Prägnant ist Olympia kompakt hoffentlich immer, komplex sind die Themen immerhin manchmal. Die Anstrengung vermeidet in diesem Fall aber vor allem der Autor dieses Artikels. Der hat nämlich schon ein bisschen Zeit in einen Fünfkampf-Kommentar gesteckt. Deshalb heute nur die Top 10 und Flop 10 des Tages.

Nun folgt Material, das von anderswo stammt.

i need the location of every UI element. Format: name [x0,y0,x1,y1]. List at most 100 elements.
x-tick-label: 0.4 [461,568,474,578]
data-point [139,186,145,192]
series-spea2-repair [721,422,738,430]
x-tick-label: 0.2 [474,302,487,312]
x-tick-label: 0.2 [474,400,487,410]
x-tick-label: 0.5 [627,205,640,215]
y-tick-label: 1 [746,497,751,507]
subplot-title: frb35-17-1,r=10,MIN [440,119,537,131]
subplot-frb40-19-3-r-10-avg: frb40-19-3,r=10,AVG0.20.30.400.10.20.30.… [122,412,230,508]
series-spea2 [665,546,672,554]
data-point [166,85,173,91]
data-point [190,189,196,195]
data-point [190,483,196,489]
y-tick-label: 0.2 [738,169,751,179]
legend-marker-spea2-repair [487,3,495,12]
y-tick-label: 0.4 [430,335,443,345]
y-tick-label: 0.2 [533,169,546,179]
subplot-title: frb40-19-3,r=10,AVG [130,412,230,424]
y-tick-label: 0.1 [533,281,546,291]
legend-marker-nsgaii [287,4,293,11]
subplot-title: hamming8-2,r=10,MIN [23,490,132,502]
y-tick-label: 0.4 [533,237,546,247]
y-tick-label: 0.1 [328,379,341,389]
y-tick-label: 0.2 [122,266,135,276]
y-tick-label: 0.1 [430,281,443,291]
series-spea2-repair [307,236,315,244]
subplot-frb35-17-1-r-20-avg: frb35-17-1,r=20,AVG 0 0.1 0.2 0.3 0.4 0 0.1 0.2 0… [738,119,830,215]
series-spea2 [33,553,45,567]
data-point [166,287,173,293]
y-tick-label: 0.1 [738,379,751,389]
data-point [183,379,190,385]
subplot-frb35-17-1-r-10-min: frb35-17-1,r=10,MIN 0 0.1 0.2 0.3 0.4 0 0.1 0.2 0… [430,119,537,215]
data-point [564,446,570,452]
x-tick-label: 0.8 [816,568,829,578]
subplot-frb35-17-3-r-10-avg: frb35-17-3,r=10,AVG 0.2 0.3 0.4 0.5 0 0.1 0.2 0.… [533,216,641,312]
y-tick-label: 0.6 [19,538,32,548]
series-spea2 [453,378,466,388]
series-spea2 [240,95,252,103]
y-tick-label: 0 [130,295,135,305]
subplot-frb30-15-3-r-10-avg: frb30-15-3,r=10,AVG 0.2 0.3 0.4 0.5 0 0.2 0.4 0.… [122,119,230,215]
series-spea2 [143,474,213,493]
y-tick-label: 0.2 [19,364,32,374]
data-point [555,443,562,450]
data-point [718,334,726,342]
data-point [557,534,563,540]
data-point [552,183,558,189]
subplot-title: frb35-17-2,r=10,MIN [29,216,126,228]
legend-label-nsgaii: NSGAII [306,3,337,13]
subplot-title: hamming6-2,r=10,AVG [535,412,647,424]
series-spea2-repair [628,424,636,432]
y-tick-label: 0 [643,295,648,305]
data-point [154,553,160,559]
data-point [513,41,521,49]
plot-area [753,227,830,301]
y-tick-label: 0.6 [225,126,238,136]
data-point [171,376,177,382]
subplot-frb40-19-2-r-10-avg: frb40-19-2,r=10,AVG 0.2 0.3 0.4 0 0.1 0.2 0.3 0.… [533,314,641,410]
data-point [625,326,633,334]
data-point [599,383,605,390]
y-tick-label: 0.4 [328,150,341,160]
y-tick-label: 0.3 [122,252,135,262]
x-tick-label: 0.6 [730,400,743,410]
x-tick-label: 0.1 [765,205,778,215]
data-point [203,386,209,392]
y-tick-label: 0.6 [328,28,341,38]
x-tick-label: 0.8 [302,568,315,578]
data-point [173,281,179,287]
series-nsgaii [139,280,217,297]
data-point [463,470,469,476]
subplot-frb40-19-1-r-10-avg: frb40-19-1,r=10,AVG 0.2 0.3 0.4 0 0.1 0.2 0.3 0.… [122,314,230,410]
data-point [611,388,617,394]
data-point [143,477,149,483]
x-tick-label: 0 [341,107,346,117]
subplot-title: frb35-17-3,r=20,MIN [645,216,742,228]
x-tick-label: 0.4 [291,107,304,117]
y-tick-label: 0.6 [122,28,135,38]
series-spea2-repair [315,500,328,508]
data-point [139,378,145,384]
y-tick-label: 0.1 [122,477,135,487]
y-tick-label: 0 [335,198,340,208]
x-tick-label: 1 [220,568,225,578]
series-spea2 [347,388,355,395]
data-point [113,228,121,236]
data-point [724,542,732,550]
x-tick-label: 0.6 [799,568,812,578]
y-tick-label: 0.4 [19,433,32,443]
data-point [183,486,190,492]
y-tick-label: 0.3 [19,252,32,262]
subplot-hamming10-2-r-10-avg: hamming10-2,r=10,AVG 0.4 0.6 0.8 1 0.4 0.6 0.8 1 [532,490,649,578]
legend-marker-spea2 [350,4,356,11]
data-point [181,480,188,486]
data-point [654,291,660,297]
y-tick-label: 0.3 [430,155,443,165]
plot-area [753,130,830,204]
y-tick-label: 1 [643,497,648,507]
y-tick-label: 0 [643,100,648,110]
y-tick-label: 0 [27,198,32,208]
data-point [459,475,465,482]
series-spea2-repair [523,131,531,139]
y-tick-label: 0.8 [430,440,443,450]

Olympia, Tag 14: Die wichtigsten Ergebnisse und News

Flop 10 des Olympia-Tages

  • Kim Raisner: Wenn wir schon beim Thema sind. "Ich hab gesagt, hau drauf. Aber sie hat das Pferd nicht gequält, in keinster Weise", erklärte die Bundestrainerin ihre guten Ratschläge für Annika Schleu: "Dass man mal mit der Gerte hinten draufhaut, ist jetzt keine Quälerei. Sie hat dem Pferd nicht im Maul gerissen. Sie hatte keine scharfen Sporen dran. Pferde quälen sieht anders aus." Och. Spaß gemacht hat es wahrscheinlich auch nicht.
  • Thomas Bach: "Herr Bach, würden Sie die Internierung von Uiguren in chinesischen Lagern verurteilen", wurde der IOC-Großmufti auf einer Pressekonferenz am Freitag gefragt. Leider durfte er nicht antworten, sein Pressesprecher grätschte dazwischen. Hier sei man doch in Tokio, und überhaupt: Der Flieger wartet. Echt jetzt? Immer noch keine eingeübte Antwort zu China parat? Dann wird es aber langsam Zeit.
  • Deutsche Frauen-Staffel über die 4x-100m: Platz fünf in einem Olympischen Finale ist nichts, wofür man sich schämen muss. Wenn die Zeit aber schlechter ist als im Vorlauf und der letzte Wechsel verpatzt wird, kann man schlecht in den Top 10 landen. "Es ist scheiße", sagte Schlussläuferin Gina Lückenkemper. Dann ist das wohl so.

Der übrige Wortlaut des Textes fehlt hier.